Reis’s version of yoga nidra sticks closely, she says, to the style developed from traditional Tantric practices by Swami Satyananda Saraswati in India. It is a five-stage process that begins with a body scan to engage the physical body, and incorporates meditation on the breath, the balancing of emotional states, visualization, and self-healing. It includes setting a positive intention, which is called a “sankalpa,” to give the participant a specific purpose to the session.


The step-by-step process is designed to relax the body and awaken the subconscious and conscious mind, Reis says, leading to inner healing of both physical and emotional tensions. She calls it “an antidote to modern life.”

“We are so stressed out living our lives in the flight-or-fight mode that we have lost the ability to switch out of it,” she says, adding that when nervous systems are stuck in this mode, it leads to a variety of health problems, including digestive issues, tight muscles, vascular illnesses, and asthma.

Carie Gavigan, a psychotherapist in Boston and Newton who includes yoga nidra in her therapy practice, echoes that observation. “We live with so much tension in our everyday lives. People are tense all the time, running around. It feels like we don’t know how to relax.”

She says that while more and more people are beginning to learn about the health benefits of meditation, they often have trouble meditating at home and become frustrated. This guided form of meditation is more accessible and the relaxation more immediate.

In her practice, Gavigan uses the version of yoga nidra developed by Miller for the Department of Defense studies called iRest (short for Integrative Restoration).

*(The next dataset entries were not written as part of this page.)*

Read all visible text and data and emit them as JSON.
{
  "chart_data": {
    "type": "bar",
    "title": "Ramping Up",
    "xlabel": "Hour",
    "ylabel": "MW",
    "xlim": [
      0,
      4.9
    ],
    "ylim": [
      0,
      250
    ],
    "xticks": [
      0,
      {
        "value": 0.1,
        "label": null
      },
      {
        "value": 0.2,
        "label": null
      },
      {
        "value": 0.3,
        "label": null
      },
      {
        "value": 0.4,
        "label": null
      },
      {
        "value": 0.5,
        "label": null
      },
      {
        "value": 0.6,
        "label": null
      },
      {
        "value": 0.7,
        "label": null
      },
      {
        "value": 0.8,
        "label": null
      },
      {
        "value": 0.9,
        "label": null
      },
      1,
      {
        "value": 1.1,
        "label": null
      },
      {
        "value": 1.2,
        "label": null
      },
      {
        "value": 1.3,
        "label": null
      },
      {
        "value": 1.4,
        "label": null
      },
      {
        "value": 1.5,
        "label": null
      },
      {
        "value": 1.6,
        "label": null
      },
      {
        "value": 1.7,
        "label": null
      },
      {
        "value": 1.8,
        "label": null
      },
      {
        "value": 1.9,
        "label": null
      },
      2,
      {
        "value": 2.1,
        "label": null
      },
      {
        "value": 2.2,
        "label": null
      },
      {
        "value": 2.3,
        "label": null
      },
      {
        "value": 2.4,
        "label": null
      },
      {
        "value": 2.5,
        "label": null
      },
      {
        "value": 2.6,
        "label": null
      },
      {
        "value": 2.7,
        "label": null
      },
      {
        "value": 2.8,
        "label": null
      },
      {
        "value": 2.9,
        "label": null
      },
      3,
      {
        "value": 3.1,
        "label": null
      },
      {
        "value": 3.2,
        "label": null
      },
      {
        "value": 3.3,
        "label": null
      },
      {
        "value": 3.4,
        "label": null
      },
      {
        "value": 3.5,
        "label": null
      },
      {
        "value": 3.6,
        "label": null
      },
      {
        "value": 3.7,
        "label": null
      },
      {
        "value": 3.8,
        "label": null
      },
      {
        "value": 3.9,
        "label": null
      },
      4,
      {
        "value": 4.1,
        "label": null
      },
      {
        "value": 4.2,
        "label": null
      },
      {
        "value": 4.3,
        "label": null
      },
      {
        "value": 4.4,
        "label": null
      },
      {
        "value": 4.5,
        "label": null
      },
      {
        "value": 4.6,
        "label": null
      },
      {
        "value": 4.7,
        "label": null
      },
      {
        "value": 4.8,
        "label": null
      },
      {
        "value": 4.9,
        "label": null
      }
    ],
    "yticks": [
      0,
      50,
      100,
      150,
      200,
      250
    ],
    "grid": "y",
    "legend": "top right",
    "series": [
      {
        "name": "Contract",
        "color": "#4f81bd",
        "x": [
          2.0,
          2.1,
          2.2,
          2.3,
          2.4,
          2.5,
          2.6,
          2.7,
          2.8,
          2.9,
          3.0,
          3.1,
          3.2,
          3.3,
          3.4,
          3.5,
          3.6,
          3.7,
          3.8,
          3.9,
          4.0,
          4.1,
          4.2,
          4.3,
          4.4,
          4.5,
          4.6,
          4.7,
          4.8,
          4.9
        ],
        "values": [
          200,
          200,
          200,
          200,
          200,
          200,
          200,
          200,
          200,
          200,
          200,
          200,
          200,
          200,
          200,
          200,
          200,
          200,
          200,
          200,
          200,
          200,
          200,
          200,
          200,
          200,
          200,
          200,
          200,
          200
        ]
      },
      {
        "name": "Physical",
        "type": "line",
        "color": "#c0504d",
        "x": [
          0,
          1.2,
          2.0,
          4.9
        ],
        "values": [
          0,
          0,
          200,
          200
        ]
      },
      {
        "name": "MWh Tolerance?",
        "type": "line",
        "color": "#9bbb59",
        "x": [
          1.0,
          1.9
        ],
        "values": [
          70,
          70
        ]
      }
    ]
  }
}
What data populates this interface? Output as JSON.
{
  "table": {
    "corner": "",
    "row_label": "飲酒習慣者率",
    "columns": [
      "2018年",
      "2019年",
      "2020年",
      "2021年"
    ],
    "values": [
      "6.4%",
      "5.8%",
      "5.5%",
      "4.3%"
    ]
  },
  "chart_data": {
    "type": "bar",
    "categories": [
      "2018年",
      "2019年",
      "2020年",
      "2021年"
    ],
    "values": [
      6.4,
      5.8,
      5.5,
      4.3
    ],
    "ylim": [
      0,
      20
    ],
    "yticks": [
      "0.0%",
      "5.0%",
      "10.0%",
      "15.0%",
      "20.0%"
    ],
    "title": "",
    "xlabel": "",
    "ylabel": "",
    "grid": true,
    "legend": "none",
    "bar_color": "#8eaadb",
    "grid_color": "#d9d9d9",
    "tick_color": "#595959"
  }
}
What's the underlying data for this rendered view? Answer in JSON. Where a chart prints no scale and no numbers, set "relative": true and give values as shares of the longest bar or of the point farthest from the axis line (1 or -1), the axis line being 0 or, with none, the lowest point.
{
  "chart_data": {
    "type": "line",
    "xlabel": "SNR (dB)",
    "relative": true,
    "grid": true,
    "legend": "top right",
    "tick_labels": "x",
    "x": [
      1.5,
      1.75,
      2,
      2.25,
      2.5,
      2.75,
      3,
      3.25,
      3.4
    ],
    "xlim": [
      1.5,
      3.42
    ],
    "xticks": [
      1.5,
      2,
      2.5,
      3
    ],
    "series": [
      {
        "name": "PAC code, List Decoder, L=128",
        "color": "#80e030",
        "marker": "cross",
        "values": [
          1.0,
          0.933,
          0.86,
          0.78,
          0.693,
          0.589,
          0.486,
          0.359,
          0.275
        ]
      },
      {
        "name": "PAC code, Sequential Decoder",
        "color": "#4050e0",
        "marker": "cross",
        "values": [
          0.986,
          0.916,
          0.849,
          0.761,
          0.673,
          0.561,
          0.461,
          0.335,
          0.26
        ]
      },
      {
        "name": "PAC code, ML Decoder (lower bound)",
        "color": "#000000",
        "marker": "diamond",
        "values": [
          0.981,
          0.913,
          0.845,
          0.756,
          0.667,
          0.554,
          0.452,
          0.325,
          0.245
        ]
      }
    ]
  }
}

Here Miller “westernized” yoga nidra, changing some of the terminology used in order to help make it more palatable to people with no background in yoga or meditation. This 10-step version, which also involves setting an intention, is tailored to patients who might be suffering from trauma.


This iRest version doesn’t require participants to lie down or remain still, so it is more adaptable to an office environment, she said. Gavigan says she doesn’t use it with all patients, but when she does, she sends them home with a CD for repeated practice “I get an immediate positive response from patients,” she says. “It helps people feel more relaxed, kinder, better about themselves, and more motivated.”

Contacted at the Integrated Restoration Institute in California, which provides iRest programs and teacher trainings, Miller says he first learned about yoga nidra 40 years ago. “I thought it was a wonderful healing methodology as well as an incredible approach to meditation.”

He began using it on patients both individually and in group sessions. “I started to see incredible results in people healing from depression and chronic pain.”

He was brought in as a consultant in the first Department of Defense study, and says that since then there have been about 15 yoga nidra studies on everything from insomnia to cancer to multiple sclerosis.

In 2010, the US Army Surgeon General endorsed yoga nidra as an intervention in treating chronic pain. The Department of Defense Centers of Excellence in Washington has recommended continuing and ongoing research in using yoga nidra to treat post-traumatic stress.


It is an inexpensive mental health intervention, with no side effects, Miller says.

The author of “Yoga Nidra: The Meditative Heart of Yoga,” and other yoga nidra books and CDs, Miller says yoga nidra can be done in small doses of 10- and 15-minute increments or as longer stand-alone practice. “When I teach yoga nidra, I welcome people to lie down or sit up in a chair, stand, even walk around the room,” he says. Eventually, he’d like them to integrate the practice so well into their lives they could do it while “working at the computer.”

Back at the Easton Yoga Center, Yunits asks participants to talk about how they use the practice in their everyday lives.

Mary Prada Vaiani of South Easton, who says she suffers from claustrophobia, volunteers that she used yoga nidra to get her through a recent magnetic resonance image (MRI) test without using drugs.

“I just did the breathing and instead of fighting the experience, I welcomed in that awful noise and did not have a second of panic,” she says.